From the article:
That is ridiculous. But then again if he was moving into my neighborhood I’d want to be informed so I can lock up my bike.
For those of you who are bike-curious, may I suggest one of these rugged and outdoorsy types, in case you want to get your huffy on.
So how come the bicycle goes free? Is peddling sex not a crime in Scotland?
Frank
November 16, 2007, 4:17pm
23
Moved from IMHO to MPSIMS.
You can’t ride a dildo to work. Well maybe you can, but it’s not as fast.
And the new catchphrase is…
IN LIKE SCHWINN!
But was it a girl’s bike? Or a boy’s?
Or was it a Tandem? That’d be like a threesome.
Good thing he didn’t ride a motorcycle. Youch!
susan
November 16, 2007, 10:05pm
30
I prefer the mixed-frame Peugeot, but that ought not surprise anyone.
casdave
November 16, 2007, 10:18pm
32
It amuses me to note that the last sentence says,
‘He now lives in Ayr’
As if living in Ayr is maybe even worse than going to jail or something.
Ignatz
November 16, 2007, 10:30pm
33
Was he a “top” or a “bottom”?
Sounds like a cycle jerk to me.
But then, some of these look feasible!:
http://www.terrybicycles.com/saddles/product.html?t=m
http://mywebpages.comcast.net/billotto/biking.htm
susan
November 16, 2007, 10:33pm
34
Maybe he was sucking it. I mean, there are a lot of ways to have sex with a bicycle, and almost none of them involve insertion.
If the guy had been having “oral sex” with the bicycle, you know these guys would have mentioned it to the cops.
What I want to know is what has this news done for the sale of bicycles in Scotland?

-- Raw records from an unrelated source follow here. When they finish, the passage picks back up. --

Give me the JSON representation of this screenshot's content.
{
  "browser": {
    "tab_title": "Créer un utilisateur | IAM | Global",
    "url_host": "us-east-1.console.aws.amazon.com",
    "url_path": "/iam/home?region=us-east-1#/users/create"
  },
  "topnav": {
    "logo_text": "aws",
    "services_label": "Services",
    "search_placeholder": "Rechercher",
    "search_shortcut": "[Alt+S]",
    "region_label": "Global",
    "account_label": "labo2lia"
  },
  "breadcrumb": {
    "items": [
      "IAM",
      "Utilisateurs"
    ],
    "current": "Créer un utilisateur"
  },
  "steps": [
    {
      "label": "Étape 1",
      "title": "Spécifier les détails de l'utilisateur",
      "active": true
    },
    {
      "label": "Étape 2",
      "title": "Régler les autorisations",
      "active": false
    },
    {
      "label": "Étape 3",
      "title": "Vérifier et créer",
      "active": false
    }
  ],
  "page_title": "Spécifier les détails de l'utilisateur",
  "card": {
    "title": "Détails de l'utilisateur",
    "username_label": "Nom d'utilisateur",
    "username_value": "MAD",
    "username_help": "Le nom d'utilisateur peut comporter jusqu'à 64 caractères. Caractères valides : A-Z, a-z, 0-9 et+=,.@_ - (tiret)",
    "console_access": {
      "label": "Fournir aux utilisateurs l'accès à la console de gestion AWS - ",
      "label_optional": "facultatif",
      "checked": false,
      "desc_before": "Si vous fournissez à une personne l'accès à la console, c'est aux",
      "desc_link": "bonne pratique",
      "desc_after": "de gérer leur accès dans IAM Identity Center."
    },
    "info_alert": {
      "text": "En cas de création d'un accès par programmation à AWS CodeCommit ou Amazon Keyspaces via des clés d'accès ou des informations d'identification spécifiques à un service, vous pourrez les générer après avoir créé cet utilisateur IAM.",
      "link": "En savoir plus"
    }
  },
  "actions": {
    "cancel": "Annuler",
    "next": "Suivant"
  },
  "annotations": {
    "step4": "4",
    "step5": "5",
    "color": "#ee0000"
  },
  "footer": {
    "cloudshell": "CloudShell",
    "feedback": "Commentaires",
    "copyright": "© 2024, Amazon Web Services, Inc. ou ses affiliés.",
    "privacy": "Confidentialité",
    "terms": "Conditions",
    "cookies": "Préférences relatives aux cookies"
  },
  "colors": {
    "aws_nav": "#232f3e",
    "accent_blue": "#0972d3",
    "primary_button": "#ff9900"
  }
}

I don’t own a bicycle. I do have a saxophone. Once you’ve had sax, you never go back.
Tris
Reminds me of the old T-Shirt Hell shirt with a drawing of
a girl who seemed to be about six years old, having sex with a flute
with the caption, “Music In A Minor”.
You slip the tire pump in, you pull the tire pump out, you slip the tire pump in, and you shake it all about…
Rick
November 17, 2007, 3:24am
38
SiouxChief:
From the article: That is ridiculous. But then again if he was moving into my neighborhood I’d want to be informed so I can lock up my bike.

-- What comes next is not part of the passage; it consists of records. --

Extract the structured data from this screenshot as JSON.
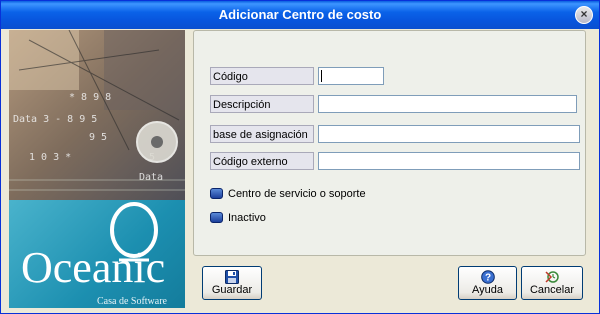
{
  "window": {
    "title": "Adicionar Centro de costo"
  },
  "logo": {
    "brand": "Oceanic",
    "tagline": "Casa de Software"
  },
  "form": {
    "codigo_label": "Código",
    "codigo_value": "",
    "descripcion_label": "Descripción",
    "descripcion_value": "",
    "base_label": "base de asignación",
    "base_value": "",
    "externo_label": "Código externo",
    "externo_value": "",
    "servicio_label": "Centro de servicio o soporte",
    "inactivo_label": "Inactivo"
  },
  "buttons": {
    "guardar": "Guardar",
    "ayuda": "Ayuda",
    "cancelar": "Cancelar"
  },
  "icons": {
    "close": "close-icon",
    "guardar": "floppy-disk-icon",
    "ayuda": "help-icon",
    "cancelar": "cancel-icon"
  }
}
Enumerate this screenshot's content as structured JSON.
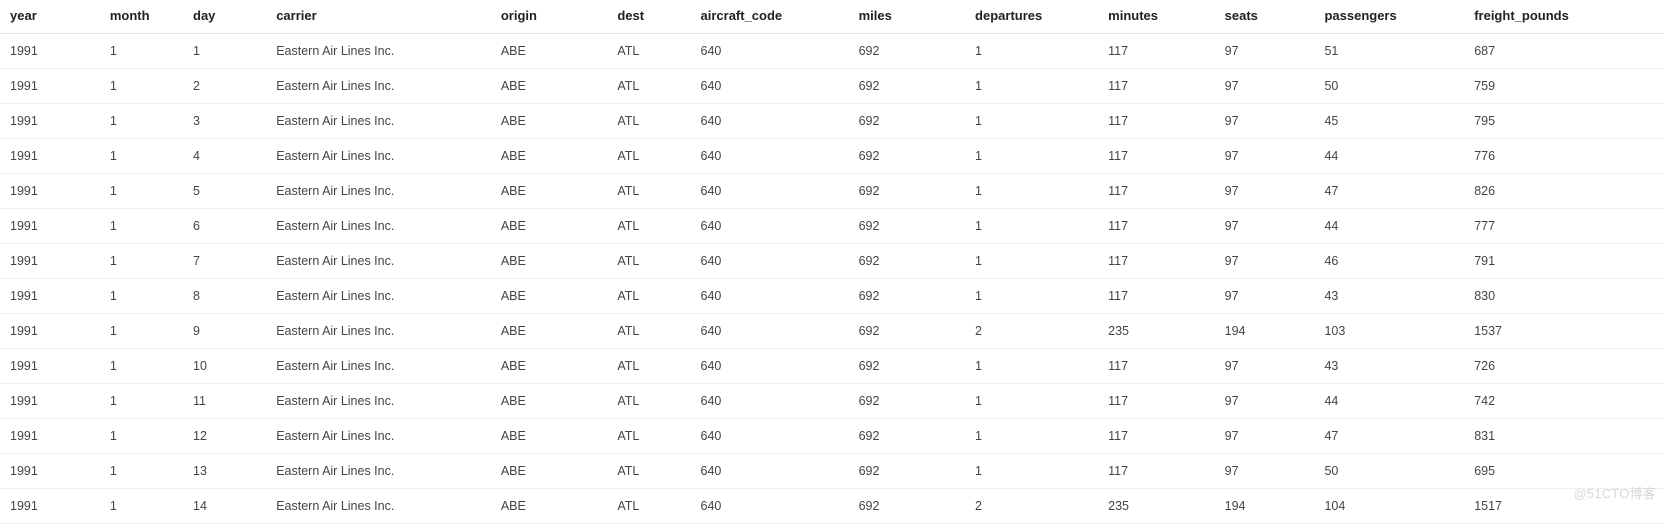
{
  "table": {
    "columns": [
      {
        "key": "year",
        "label": "year"
      },
      {
        "key": "month",
        "label": "month"
      },
      {
        "key": "day",
        "label": "day"
      },
      {
        "key": "carrier",
        "label": "carrier"
      },
      {
        "key": "origin",
        "label": "origin"
      },
      {
        "key": "dest",
        "label": "dest"
      },
      {
        "key": "aircraft_code",
        "label": "aircraft_code"
      },
      {
        "key": "miles",
        "label": "miles"
      },
      {
        "key": "departures",
        "label": "departures"
      },
      {
        "key": "minutes",
        "label": "minutes"
      },
      {
        "key": "seats",
        "label": "seats"
      },
      {
        "key": "passengers",
        "label": "passengers"
      },
      {
        "key": "freight_pounds",
        "label": "freight_pounds"
      }
    ],
    "rows": [
      {
        "year": "1991",
        "month": "1",
        "day": "1",
        "carrier": "Eastern Air Lines Inc.",
        "origin": "ABE",
        "dest": "ATL",
        "aircraft_code": "640",
        "miles": "692",
        "departures": "1",
        "minutes": "117",
        "seats": "97",
        "passengers": "51",
        "freight_pounds": "687"
      },
      {
        "year": "1991",
        "month": "1",
        "day": "2",
        "carrier": "Eastern Air Lines Inc.",
        "origin": "ABE",
        "dest": "ATL",
        "aircraft_code": "640",
        "miles": "692",
        "departures": "1",
        "minutes": "117",
        "seats": "97",
        "passengers": "50",
        "freight_pounds": "759"
      },
      {
        "year": "1991",
        "month": "1",
        "day": "3",
        "carrier": "Eastern Air Lines Inc.",
        "origin": "ABE",
        "dest": "ATL",
        "aircraft_code": "640",
        "miles": "692",
        "departures": "1",
        "minutes": "117",
        "seats": "97",
        "passengers": "45",
        "freight_pounds": "795"
      },
      {
        "year": "1991",
        "month": "1",
        "day": "4",
        "carrier": "Eastern Air Lines Inc.",
        "origin": "ABE",
        "dest": "ATL",
        "aircraft_code": "640",
        "miles": "692",
        "departures": "1",
        "minutes": "117",
        "seats": "97",
        "passengers": "44",
        "freight_pounds": "776"
      },
      {
        "year": "1991",
        "month": "1",
        "day": "5",
        "carrier": "Eastern Air Lines Inc.",
        "origin": "ABE",
        "dest": "ATL",
        "aircraft_code": "640",
        "miles": "692",
        "departures": "1",
        "minutes": "117",
        "seats": "97",
        "passengers": "47",
        "freight_pounds": "826"
      },
      {
        "year": "1991",
        "month": "1",
        "day": "6",
        "carrier": "Eastern Air Lines Inc.",
        "origin": "ABE",
        "dest": "ATL",
        "aircraft_code": "640",
        "miles": "692",
        "departures": "1",
        "minutes": "117",
        "seats": "97",
        "passengers": "44",
        "freight_pounds": "777"
      },
      {
        "year": "1991",
        "month": "1",
        "day": "7",
        "carrier": "Eastern Air Lines Inc.",
        "origin": "ABE",
        "dest": "ATL",
        "aircraft_code": "640",
        "miles": "692",
        "departures": "1",
        "minutes": "117",
        "seats": "97",
        "passengers": "46",
        "freight_pounds": "791"
      },
      {
        "year": "1991",
        "month": "1",
        "day": "8",
        "carrier": "Eastern Air Lines Inc.",
        "origin": "ABE",
        "dest": "ATL",
        "aircraft_code": "640",
        "miles": "692",
        "departures": "1",
        "minutes": "117",
        "seats": "97",
        "passengers": "43",
        "freight_pounds": "830"
      },
      {
        "year": "1991",
        "month": "1",
        "day": "9",
        "carrier": "Eastern Air Lines Inc.",
        "origin": "ABE",
        "dest": "ATL",
        "aircraft_code": "640",
        "miles": "692",
        "departures": "2",
        "minutes": "235",
        "seats": "194",
        "passengers": "103",
        "freight_pounds": "1537"
      },
      {
        "year": "1991",
        "month": "1",
        "day": "10",
        "carrier": "Eastern Air Lines Inc.",
        "origin": "ABE",
        "dest": "ATL",
        "aircraft_code": "640",
        "miles": "692",
        "departures": "1",
        "minutes": "117",
        "seats": "97",
        "passengers": "43",
        "freight_pounds": "726"
      },
      {
        "year": "1991",
        "month": "1",
        "day": "11",
        "carrier": "Eastern Air Lines Inc.",
        "origin": "ABE",
        "dest": "ATL",
        "aircraft_code": "640",
        "miles": "692",
        "departures": "1",
        "minutes": "117",
        "seats": "97",
        "passengers": "44",
        "freight_pounds": "742"
      },
      {
        "year": "1991",
        "month": "1",
        "day": "12",
        "carrier": "Eastern Air Lines Inc.",
        "origin": "ABE",
        "dest": "ATL",
        "aircraft_code": "640",
        "miles": "692",
        "departures": "1",
        "minutes": "117",
        "seats": "97",
        "passengers": "47",
        "freight_pounds": "831"
      },
      {
        "year": "1991",
        "month": "1",
        "day": "13",
        "carrier": "Eastern Air Lines Inc.",
        "origin": "ABE",
        "dest": "ATL",
        "aircraft_code": "640",
        "miles": "692",
        "departures": "1",
        "minutes": "117",
        "seats": "97",
        "passengers": "50",
        "freight_pounds": "695"
      },
      {
        "year": "1991",
        "month": "1",
        "day": "14",
        "carrier": "Eastern Air Lines Inc.",
        "origin": "ABE",
        "dest": "ATL",
        "aircraft_code": "640",
        "miles": "692",
        "departures": "2",
        "minutes": "235",
        "seats": "194",
        "passengers": "104",
        "freight_pounds": "1517"
      }
    ]
  },
  "watermark": "@51CTO博客"
}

For those of you who are bike-curious, may I suggest one of these rugged and outdoorsy types, in case you want to get your huffy on.

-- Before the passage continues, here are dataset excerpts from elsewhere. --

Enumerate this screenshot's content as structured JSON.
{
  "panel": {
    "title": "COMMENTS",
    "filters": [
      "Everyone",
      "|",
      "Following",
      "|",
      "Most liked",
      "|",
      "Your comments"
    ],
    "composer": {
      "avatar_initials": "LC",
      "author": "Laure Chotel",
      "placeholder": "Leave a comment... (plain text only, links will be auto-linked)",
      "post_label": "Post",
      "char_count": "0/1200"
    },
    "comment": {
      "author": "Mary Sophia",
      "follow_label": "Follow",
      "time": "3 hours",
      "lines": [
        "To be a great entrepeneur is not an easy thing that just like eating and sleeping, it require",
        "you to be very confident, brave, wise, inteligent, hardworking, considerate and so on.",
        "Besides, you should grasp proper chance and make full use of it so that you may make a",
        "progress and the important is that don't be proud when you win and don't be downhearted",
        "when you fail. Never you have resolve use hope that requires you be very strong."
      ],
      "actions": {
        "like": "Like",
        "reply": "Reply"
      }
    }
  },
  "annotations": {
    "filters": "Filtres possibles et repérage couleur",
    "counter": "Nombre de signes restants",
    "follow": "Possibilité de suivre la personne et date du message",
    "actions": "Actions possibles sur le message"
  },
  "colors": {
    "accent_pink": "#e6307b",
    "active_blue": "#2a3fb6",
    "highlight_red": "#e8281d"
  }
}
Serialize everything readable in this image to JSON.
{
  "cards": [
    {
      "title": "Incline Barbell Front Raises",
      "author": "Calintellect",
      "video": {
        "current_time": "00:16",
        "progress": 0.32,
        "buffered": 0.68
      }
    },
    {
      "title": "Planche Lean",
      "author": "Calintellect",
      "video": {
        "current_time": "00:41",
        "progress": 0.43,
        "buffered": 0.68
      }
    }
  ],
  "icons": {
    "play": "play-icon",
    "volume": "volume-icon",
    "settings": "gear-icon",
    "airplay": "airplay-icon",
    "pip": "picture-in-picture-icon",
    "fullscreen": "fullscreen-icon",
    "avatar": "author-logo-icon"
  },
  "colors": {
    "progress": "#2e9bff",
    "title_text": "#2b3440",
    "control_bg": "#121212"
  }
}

Friends don’t let friends ride (or have sex with) a Huffy. It’s the bicycle equivalent of the coked out, drunk meth abuser sitting at the end of the bar. Sure that Huffy looks good with your beer goggles on. But the next morning when you wake up sober and see what it looks like in the morning light. :eek:
Or perhaps he dinna understand how to pronounce Fuji, and thought it was like “fudgy”.